O antipetismo antecede o recente crescimento do liberalismo. O desgaste do PT despertou em muita gente uma aversão ao partido que é mais mais forte que qualquer outra coisa. Essa rejeição encontrou no liberalismo o abrigo teórico para fundamentar o sentimento. Do ponto de vista conceitual, converteu-se no mais relevante contraponto ao que o petismo representa — algo entre a social-democracia e o estatismo mais desbragado. 

Nesta eleição, João Amoêdo (Novo), Henrique Meirelles (MDB) e Geraldo Alckmin (PSDB) representaram o ideário liberal. Foram atropelados pelo conservadorismo de Jair Bolsonaro (PSL).

Verdade que Bolsonaro vestiu figurino liberal. Tão autêntico quanto o apoio dos Ferreira Gomes a Eunício Oliveira (MDB). Bolsonaro não gosta nem entende de economia - isso ele diz. Quer ser presidente, mas não liga muito para a política econômica - em que pese isso ser talvez a mais crucial atribuição do presidente.

O liberalismo de Bolsonaro nasceu da aproximação com Paulo Guedes. No fim de novembro do ano passado, o candidato disse que sondou no mercado quem poderia indicar para a Fazenda.

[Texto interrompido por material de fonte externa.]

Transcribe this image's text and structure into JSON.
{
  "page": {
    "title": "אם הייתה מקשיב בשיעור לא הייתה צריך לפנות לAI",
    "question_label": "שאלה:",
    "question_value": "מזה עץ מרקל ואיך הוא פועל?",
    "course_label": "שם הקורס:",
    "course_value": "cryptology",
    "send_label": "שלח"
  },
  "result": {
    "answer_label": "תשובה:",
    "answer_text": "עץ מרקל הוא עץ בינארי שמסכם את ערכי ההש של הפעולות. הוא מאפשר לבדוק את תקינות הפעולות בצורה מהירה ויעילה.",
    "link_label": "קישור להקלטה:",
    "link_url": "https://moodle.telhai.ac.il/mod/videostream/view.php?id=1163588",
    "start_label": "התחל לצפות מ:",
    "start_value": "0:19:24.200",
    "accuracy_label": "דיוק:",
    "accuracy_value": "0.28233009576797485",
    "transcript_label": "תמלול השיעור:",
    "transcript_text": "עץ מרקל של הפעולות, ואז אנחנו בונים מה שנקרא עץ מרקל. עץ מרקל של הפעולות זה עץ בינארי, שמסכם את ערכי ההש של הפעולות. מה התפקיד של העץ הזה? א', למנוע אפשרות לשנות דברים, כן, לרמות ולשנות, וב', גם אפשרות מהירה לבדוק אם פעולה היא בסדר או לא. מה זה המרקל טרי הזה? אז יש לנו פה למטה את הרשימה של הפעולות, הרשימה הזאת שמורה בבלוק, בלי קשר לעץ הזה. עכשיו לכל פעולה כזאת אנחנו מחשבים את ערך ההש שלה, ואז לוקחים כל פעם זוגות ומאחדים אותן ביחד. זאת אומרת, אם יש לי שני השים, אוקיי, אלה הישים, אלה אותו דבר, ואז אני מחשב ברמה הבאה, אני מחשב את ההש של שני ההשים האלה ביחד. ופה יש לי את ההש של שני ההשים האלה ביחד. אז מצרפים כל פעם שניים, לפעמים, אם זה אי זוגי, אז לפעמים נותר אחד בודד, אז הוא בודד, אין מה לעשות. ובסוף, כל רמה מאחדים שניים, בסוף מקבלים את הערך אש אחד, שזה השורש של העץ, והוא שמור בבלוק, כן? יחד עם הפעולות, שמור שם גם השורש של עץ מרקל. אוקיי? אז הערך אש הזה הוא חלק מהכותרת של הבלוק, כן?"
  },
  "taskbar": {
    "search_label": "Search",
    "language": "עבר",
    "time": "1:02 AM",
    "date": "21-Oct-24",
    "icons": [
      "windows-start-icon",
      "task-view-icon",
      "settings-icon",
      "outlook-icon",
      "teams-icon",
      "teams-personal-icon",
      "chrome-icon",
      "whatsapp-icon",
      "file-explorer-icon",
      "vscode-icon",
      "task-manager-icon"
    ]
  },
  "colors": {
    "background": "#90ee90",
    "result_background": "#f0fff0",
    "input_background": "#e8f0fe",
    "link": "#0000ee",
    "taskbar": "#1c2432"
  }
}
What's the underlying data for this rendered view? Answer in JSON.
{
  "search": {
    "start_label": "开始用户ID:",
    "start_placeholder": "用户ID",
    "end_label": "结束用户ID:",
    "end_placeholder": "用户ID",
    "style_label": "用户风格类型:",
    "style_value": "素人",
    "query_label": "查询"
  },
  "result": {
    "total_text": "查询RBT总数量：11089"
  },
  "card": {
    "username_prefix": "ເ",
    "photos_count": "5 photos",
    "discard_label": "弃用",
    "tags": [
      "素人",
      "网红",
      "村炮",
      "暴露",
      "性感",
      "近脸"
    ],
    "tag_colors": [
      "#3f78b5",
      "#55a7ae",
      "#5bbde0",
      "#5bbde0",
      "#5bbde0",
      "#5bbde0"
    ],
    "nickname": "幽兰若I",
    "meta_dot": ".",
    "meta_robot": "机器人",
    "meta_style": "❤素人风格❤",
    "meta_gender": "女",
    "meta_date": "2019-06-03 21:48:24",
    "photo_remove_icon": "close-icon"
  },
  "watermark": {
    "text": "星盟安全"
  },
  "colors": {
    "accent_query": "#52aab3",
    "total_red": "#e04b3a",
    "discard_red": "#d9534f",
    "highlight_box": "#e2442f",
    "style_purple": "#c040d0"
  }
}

Chegou ao nome de Guedes, com quem começou a conversar. Logo, o economista virou o guru, o "Posto Ipiranga". O discurso liberal e reformista conquistou o mercado, pois é isso ou o PT.

Porém, não é esse fator que está decidindo a eleição a favor de Bolsonaro. Muita gente preferiria outro candidato, não estivesse o PT do outro lado. A eleição está sendo decidida pelo antipetismo. Perante a população, o conservadorismo venceu o liberalismo.

A disputa dentro do governo

O mercado comprou o Bolsonaro reformista — até por enxergar em Fernando Haddad (PT) um não-reformista e ter ficado sem alternativa. O mercado acredita que o candidato do PSL é reformista e liberal por não ter outra coisa em que apostar. Porém a história de Bolsonaro não é liberal coisa nenhuma. É estatizante, corporativista, populista, monopolista e contrária a tudo quanto é reforma. Estava ao lado do PT na oposição ao Plano Real. E, quando Lula fez a reforma da Previdência em 2003 e Dilma Rousseff (PT) fez outra em 2012, ele foi contra ambas.

O liberalismo será preponderante no eventual governo Bolsonaro caso o ministro se sobreponha ao presidente. Bolsonaro pode topar, para agradar o mercado e por não ligar para o assunto.

Sobre esse convívio entre liberalismo e conservadorismo no possível governo Bolsonaro, lembro do que escreveu certa feita Luis Fernando Veríssimo sobre o regime chinês: "A China determinou que todo o país seria capitalista e só o governo seria comunista — e deu certo".

Talvez o Brasil tenha um governo totalmente conservador, com uma economia liberal. Só não sei se dará certo.